A vote about Supreme Court justices usually favors Republicans. Polls consistently show their voters caring more about it, and that if it made a difference in 2016, it was to encourage more voters to back Trump.
https://www.vox.com/2018/6/29/175110...kennedy-retire
I'd also argue there's a better argument for the conservative view of jurisprudence (an understanding of laws should be based on the original intent of the lawmakers and/ or the ordinary understanding of the law) versus the liberal view (all conservative legal arguments are pretext to get what they want; this is not actually an argument for a particular vision of legal understanding although the subtext is the left should act in the same way.)
If someone makes a strong claim based on their understanding of the political views of people they disagree with, it's important to determine whether their understanding is accurate and they know what they're talking about.
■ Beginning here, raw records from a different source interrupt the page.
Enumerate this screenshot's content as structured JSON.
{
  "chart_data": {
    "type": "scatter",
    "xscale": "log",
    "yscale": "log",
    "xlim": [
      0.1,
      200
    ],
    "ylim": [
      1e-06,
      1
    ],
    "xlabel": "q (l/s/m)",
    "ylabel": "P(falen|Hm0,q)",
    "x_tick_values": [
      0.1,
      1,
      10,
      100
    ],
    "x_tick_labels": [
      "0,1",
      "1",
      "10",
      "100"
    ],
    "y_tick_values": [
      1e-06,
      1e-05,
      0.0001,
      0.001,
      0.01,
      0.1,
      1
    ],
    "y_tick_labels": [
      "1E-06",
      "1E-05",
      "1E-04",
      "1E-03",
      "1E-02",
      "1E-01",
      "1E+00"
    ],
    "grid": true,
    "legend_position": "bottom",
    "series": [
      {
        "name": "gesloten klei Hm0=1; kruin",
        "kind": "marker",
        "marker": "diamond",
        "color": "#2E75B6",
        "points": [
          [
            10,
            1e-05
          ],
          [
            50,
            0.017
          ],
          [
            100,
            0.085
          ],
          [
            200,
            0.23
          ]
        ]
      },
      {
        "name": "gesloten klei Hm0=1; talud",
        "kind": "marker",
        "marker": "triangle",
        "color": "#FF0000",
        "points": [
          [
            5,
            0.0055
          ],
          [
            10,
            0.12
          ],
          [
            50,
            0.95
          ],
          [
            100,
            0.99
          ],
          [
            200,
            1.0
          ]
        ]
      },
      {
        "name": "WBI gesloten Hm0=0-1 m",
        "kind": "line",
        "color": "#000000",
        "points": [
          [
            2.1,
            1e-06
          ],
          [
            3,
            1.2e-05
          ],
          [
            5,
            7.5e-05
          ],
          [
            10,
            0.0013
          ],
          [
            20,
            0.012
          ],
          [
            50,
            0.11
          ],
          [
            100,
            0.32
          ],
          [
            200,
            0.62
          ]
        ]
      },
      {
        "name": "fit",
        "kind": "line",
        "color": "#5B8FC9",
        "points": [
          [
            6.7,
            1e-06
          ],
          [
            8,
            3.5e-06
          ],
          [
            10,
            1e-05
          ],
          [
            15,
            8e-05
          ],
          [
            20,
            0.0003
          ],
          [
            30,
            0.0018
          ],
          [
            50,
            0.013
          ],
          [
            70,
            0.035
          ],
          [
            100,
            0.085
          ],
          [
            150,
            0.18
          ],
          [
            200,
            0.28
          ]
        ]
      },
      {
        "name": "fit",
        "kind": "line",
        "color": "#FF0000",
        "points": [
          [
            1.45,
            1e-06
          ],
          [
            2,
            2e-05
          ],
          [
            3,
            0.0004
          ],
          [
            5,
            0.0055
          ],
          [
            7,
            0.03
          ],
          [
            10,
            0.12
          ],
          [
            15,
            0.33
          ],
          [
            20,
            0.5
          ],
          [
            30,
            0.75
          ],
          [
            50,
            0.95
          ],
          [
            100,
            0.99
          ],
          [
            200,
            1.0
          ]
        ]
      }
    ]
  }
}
In this case, there is the claim that Ben Shapiro intentionally bridges the gap between Fox News and white nationalists, which would be a vicious slander if untrue, even if Shapiro wasn't Orthodox Jewish.
There may be a different discussion about Shapiro's shortcomings, but someone has to actually make it. People shouldn't be expected to come up with a better articulated version of someone else's argument.
Arguments have to be followed where they lead. If the claim is that people who are fans of Shapiro are disproportionately likely to become terrible, and that this means Shapiro is bad, that logic has to be applied in all cases. When there are left-wing lunatics, we've got to look into whether they liked Maddow or Thinkprogress at any point, and be willing to make the same argument.
Good and bad people can find something in particular ideologies and communicators; it doesn't make the ideology automatically good or bad. You might agree that the people who go to Shapiro because they're conservative and find Hannity/ O'Reilly intellectually dishonest or too focused on tradition have a point.
To determine whether Shapiro's a problem, it's more important to look at what he actually does. What does he actually say to incite violence? What does he say that no one reasonable can agree with?